Words in Africa have weight, there is strength in them: “They create and give you life”. Some words are as solid as the yam (roots) and as sweet as kola (nuts), especially those spoken by the ancestors, who have handed them down to their descendants for them …. to eat. And to make them tastier, they have flavoured them with the oil of proverbs. The proverbs are like the oil with which we eat the words (lgbo-Nigeria). Nothing reveals a people’s spiri t more than their proverbs. Thus, he who knows Kikuyus’ proverbs or Logbaras’ , knows their traditions.
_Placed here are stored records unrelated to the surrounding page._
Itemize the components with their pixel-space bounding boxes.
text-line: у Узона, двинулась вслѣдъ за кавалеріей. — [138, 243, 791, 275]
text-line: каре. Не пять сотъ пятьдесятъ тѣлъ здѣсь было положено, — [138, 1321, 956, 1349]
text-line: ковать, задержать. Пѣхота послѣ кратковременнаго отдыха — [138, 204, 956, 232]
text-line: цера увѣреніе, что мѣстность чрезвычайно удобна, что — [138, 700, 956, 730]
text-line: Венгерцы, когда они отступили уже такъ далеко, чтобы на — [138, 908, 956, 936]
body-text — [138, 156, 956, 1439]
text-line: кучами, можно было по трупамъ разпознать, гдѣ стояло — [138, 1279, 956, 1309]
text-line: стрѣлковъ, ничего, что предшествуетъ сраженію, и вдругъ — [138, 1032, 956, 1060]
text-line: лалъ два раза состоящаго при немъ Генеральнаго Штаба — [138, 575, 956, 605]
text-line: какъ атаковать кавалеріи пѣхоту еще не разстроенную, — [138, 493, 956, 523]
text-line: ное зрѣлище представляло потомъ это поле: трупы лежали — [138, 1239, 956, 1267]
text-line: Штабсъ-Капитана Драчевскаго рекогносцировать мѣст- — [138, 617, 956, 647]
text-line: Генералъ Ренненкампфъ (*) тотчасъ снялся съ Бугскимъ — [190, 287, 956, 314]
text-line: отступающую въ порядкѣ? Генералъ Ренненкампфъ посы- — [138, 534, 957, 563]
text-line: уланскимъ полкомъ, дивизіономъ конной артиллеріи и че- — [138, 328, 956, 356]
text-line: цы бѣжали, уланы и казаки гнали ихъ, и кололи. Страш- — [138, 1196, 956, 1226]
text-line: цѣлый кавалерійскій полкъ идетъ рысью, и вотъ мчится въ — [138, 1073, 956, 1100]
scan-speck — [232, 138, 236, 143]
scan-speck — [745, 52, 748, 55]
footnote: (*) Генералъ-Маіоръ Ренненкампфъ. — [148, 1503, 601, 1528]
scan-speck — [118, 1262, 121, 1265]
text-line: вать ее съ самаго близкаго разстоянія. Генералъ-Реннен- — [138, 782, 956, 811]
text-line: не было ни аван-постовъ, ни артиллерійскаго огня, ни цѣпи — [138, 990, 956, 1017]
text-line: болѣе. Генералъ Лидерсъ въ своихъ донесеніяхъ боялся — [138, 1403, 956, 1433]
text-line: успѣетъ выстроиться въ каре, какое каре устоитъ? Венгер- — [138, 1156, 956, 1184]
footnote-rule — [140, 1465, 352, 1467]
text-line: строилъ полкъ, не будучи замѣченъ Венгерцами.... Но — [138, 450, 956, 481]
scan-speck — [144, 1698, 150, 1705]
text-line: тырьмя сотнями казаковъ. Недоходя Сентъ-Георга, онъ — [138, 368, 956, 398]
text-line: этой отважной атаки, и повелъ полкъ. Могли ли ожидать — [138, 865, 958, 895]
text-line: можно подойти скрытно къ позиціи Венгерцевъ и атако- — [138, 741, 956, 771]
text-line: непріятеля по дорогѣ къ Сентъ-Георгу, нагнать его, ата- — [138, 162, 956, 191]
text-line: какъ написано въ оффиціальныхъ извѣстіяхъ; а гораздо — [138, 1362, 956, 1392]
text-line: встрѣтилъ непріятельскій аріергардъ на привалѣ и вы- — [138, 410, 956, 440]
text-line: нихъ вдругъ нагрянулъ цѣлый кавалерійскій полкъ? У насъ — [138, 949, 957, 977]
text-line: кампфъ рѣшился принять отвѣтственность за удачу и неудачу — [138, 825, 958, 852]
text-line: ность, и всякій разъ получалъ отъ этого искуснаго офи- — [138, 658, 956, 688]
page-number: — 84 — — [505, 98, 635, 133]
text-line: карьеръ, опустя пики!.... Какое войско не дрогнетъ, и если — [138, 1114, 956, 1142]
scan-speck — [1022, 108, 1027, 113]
Proverbs are a mine of wisdom from which we can learn or reaffirm certain valuable realities such as peace, social harmony, love for life, respect for the person and for property.
Proverbs still offer irreplaceable elements able to give an insight into the reality in which we live, and especially in the human heart. Proverbs are an enormous deposit from which to draw enlightenment and confirmation or very relevant values of today, such as peace, social harmony, love of life, respect of the person and property. In the Haussa language, proverbs are called karin magana, which literally means “wrapped up words”. Those who know how to tell them, are as if they opened a little jewel box which contains the wisdom that throws a new light on events and moods. This without being an orace that claims to have the last word.
A Malawian Catholic bishop Patrick Kalilombe wrote: “Proverbs are a mirror in which a community can look at itself and reveal itself to the others. They highlight the values, the aspirations, the worries, the behaviour of people and the angle from which they see and appreciate their reality, and their response. In the proverbs we see what we call mentality or living habits at their utmost”.
Reading, or listening to them, we become more and more convinced that not only African wisdom is rich and profound, but also that it is possible to collect and group it into great themes, highlighting the common points (and also the differences) with other cultures.
Many proverbs spring from an identical perception of reality, even though through different images. For example: The farmer who has never left his fields thinks that his farming system is the best (Haussa-Nigeria). He who has never left his village believes that no one can prepare porridge better than his mother (Ewé-Togo). The proverb is a way of looking at things. It is not the only way, but it has the merit of indicating a direction: One way only is no way (Malinké-Mali). It offers no final solutions, it does not depend on technology. Technology has no soul, ignores culture, and claims total independence from values such as ethics, religion, art, poetry, tenderness, compassion, suffering and joy. The science behind this technology is blind. It doesn’t read the world, it strips it and, in the face of its nudity, is paralyzed by its blindness and gives in to concupiscence.
Ahmadou Kourouma, a famous Ivorian novelist, wrote in the preface to his book A giant book of African proverbs: “He who knows no proverb, knows nothing; he is like an inexistent person, a dead person. Let us be careful not to behave like dead people: let us live with the proverbs. It is difficult to appreciate the diversity and the richness of the proverbs, until we haven’t put our finger into what can be considered the wisdom of another world. What may at first seem naive because of their imaginative style, it may soon appear as a true realism on the part of the Africans when expressing feelings or behaviours, say, about love or hatred, envy or solidarity”.
This collection confirms the importance of proverbs in the African daily life, where problems and discords are often resolved in public discussions. The proverb intervenes, then, to vent an opinion on some delicate matter, to sum up public opinions, to clarify a point, to spur a debate and even to bring humour into serious matters. African wisdom has been handed down from generation to generation through the proverbs, retold by the griot, from individuals who have been defined “tellers of the truth”, “keepers of the ancient knowledge”, “people who awake the conscience”. (N.C.)